Barınma krizine de işaret eden Çiçek “OECD’nin 2024 verilerine göre Türkiye, yıllık bazda yüzde 66’lık kira artışıyla 38 ülke arasında ilk sıradadır. Üç yıllık artış ise yüzde 409’a ulaşarak OECD ortalamasının katbekat üzerine çıkmıştır” bilgisini aktardı.
İstanbul’da ortalama bir konutun kirasının 26 bin 500 TL’ye yükseldiğini, 2025 yılı başında net asgari ücretin ise 22 bin 104 TL olarak belirlendiğini kaydeden Çiçek, “Bu tablo, emekçiler, emekliler ve dar gelirli aileler için barınmanın artık temel bir hak olmaktan çıktığını göstermektedir. Konut politikaları kamu yararı yerine sermaye lehine şekillendirilmiştir. Sosyal konut açığı derinleşmiş; konut hakkı piyasaya terk edilmiştir. İktidarın kira artışlarına yönelik palyatif ve göstermelik düzenlemeleri, sorunu yapısal olarak çözmekten uzaktır” ifadelerini kullandı.

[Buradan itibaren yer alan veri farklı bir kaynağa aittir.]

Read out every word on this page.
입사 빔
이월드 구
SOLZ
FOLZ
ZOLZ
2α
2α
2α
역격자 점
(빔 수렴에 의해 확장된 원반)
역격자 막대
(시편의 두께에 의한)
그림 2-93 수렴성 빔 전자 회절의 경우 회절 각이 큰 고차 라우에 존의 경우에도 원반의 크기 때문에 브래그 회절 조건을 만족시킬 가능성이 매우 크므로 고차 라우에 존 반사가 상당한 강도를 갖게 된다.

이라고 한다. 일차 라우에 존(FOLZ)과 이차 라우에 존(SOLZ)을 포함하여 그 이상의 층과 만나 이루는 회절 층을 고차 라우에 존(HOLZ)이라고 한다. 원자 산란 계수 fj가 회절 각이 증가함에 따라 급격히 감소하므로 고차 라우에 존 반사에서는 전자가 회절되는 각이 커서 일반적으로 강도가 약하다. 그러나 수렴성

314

Gelir adaletsizliği üzerine de açıklamalarda bulunan Çiçek, “İPA’nın 2024 yılı verilerine göre, Türkiye’de Gini katsayısı 0,418; İstanbul’da ise 0,428’e yükselmiş ve gelir eşitsizliği ciddi biçimde derinleşmiştir” değerlendirmesinde bulundu.
“İNSAN ONURUNU ESAS ALAN SOSYAL POLİTİKALAR GELİŞTİRİLMELİ”
İstanbul’da halkın geliştirdiği hayatta kalma pratiklerine dikkat çeken Çiçek, şunları kaydetti:
“İstanbul’un farklı mahallelerinde emekçilerin geliştirdiği gündelik hayatta kalma pratikleri; birden fazla işte çalışmak, kirayı paylaşmak üzere birden fazla ailenin aynı evde yaşaması, pazar kapanışlarında artan gıdayı toplama, sağlık hizmeti yerine ev içi yöntemlere yönelme gibi örneklerle daha da görünür hale gelmiştir. İstanbul’da yaşanan hayat pahalılığı, barınma krizi ve yoksullaşmanın nedenlerinin tespit edilerek ekonomik, sosyal ve siyasal etkilerinin kamu denetimine açık biçimde incelenmesi ve insan onurunu esas alan sosyal politikaların geliştirilmesi amacıyla bir Meclis Araştırması Komisyonu kurulması elzemdir.”